Они прошли в кабинет. Айболитов был молод, лет тридцати, с умными усталыми глазами.
– Вы правда думаете, что я псих? – спросил Семён Маркович.
– А вы правда думаете, что я доктор Айболитов?
– Так написано же...
– Это сценический псевдоним. Настоящая фамилия – Петров. Но когда я в мединститут поступал, декан сказал: "С такой фамилией только в терапевты". Вот я и сменил. Теперь хоть весело.
Семён Маркович рассмеялся. Впервые за это утро искренне рассмеялся.
– Знаете, – сказал Айболитов-Петров, выписывая справку, – я тут третий год работаю. И каждый день думаю: зачем? Зачем эти справки? Зачем эти очереди? Зачем Клавдия Петровна?
– А я вам скажу зачем, – ответил Семён Маркович. – Чтобы было о чём поговорить. Вот приеду я в санаторий, сяду вечерком с мужиками в беседке, и что рассказывать? Как просто пришёл и справку получил? Скучно! А так – целая история! С драмой, с интригой, с неожиданной развязкой!
– Вы философ?
– Я инженер. Бывший. Но в нашей стране каждый инженер немного философ. Иначе с ума сойдёшь.

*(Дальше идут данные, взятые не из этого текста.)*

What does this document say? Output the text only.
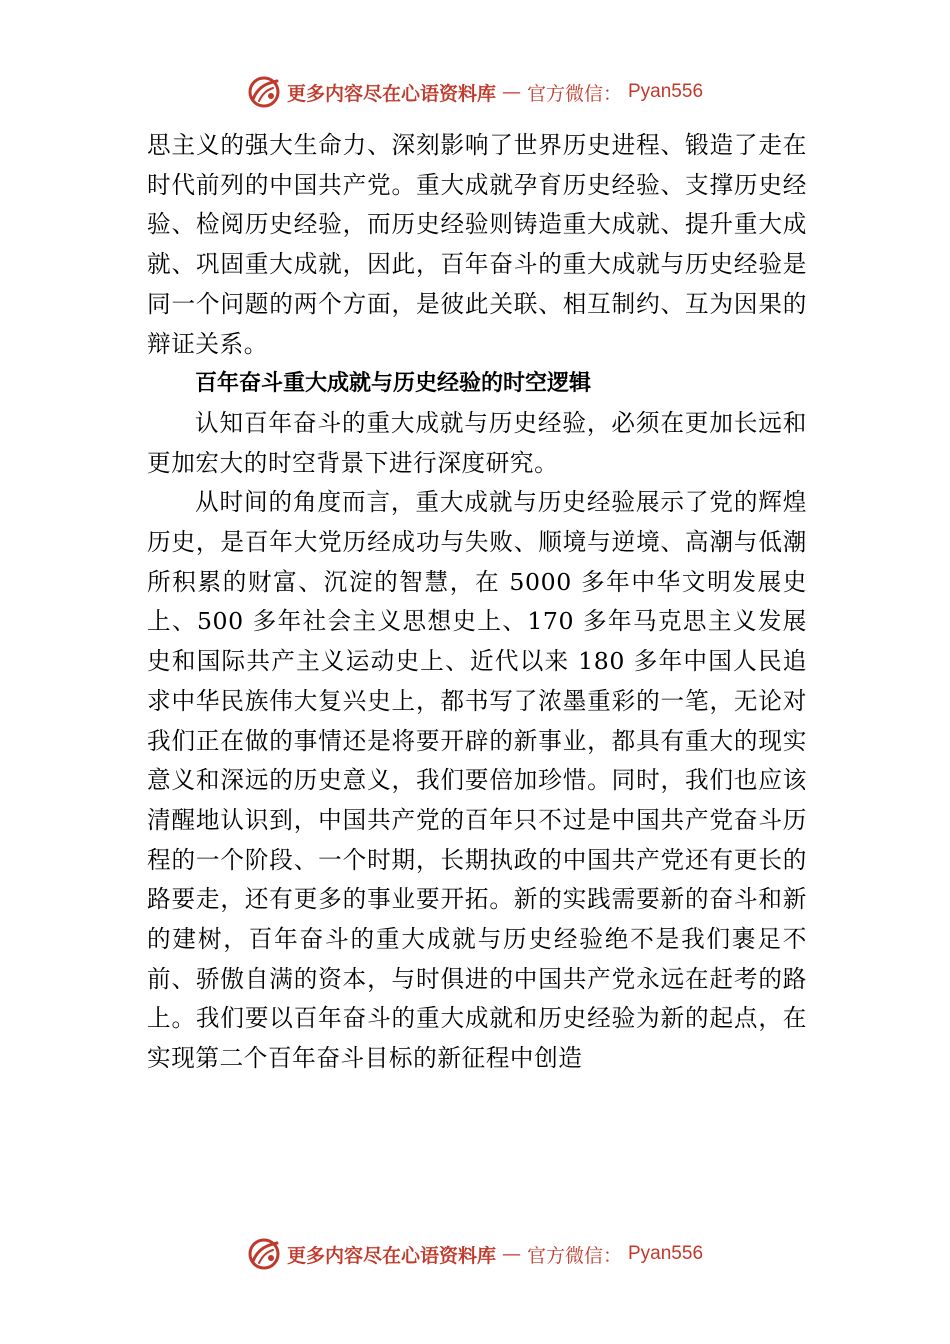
更多内容尽在心语资料库 — 官方微信： Pyan556

思主义的强大生命力、深刻影响了世界历史进程、锻造了走在时代前列的中国共产党。重大成就孕育历史经验、支撑历史经验、检阅历史经验，而历史经验则铸造重大成就、提升重大成就、巩固重大成就，因此，百年奋斗的重大成就与历史经验是同一个问题的两个方面，是彼此关联、相互制约、互为因果的辩证关系。

百年奋斗重大成就与历史经验的时空逻辑

认知百年奋斗的重大成就与历史经验，必须在更加长远和更加宏大的时空背景下进行深度研究。

从时间的角度而言，重大成就与历史经验展示了党的辉煌历史，是百年大党历经成功与失败、顺境与逆境、高潮与低潮所积累的财富、沉淀的智慧，在 5000 多年中华文明发展史上、500 多年社会主义思想史上、170 多年马克思主义发展史和国际共产主义运动史上、近代以来 180 多年中国人民追求中华民族伟大复兴史上，都书写了浓墨重彩的一笔，无论对我们正在做的事情还是将要开辟的新事业，都具有重大的现实意义和深远的历史意义，我们要倍加珍惜。同时，我们也应该清醒地认识到，中国共产党的百年只不过是中国共产党奋斗历程的一个阶段、一个时期，长期执政的中国共产党还有更长的路要走，还有更多的事业要开拓。新的实践需要新的奋斗和新的建树，百年奋斗的重大成就与历史经验绝不是我们裹足不前、骄傲自满的资本，与时俱进的中国共产党永远在赶考的路上。我们要以百年奋斗的重大成就和历史经验为新的起点，在实现第二个百年奋斗目标的新征程中创造

更多内容尽在心语资料库 — 官方微信： Pyan556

Айболитов протянул справку. Красивая справка, с печатями, со штампами. Как паспорт в новую жизнь. Правда, жизнь та же, но с справкой как-то спокойнее.
– А знаете что? – вдруг сказал доктор. – А может, вы правы. Может, это всё – просто спектакль. И мы все тут актёры. И Клавдия Петровна – не злая, а просто роль такая.
– Станиславский говорил: "Люблю искусство в себе, а не себя в искусстве".
– А Клавдия Петровна любит себя в регистратуре.
Они оба засмеялись. Смех был слышен даже в коридоре, где всё ещё сидела очередь.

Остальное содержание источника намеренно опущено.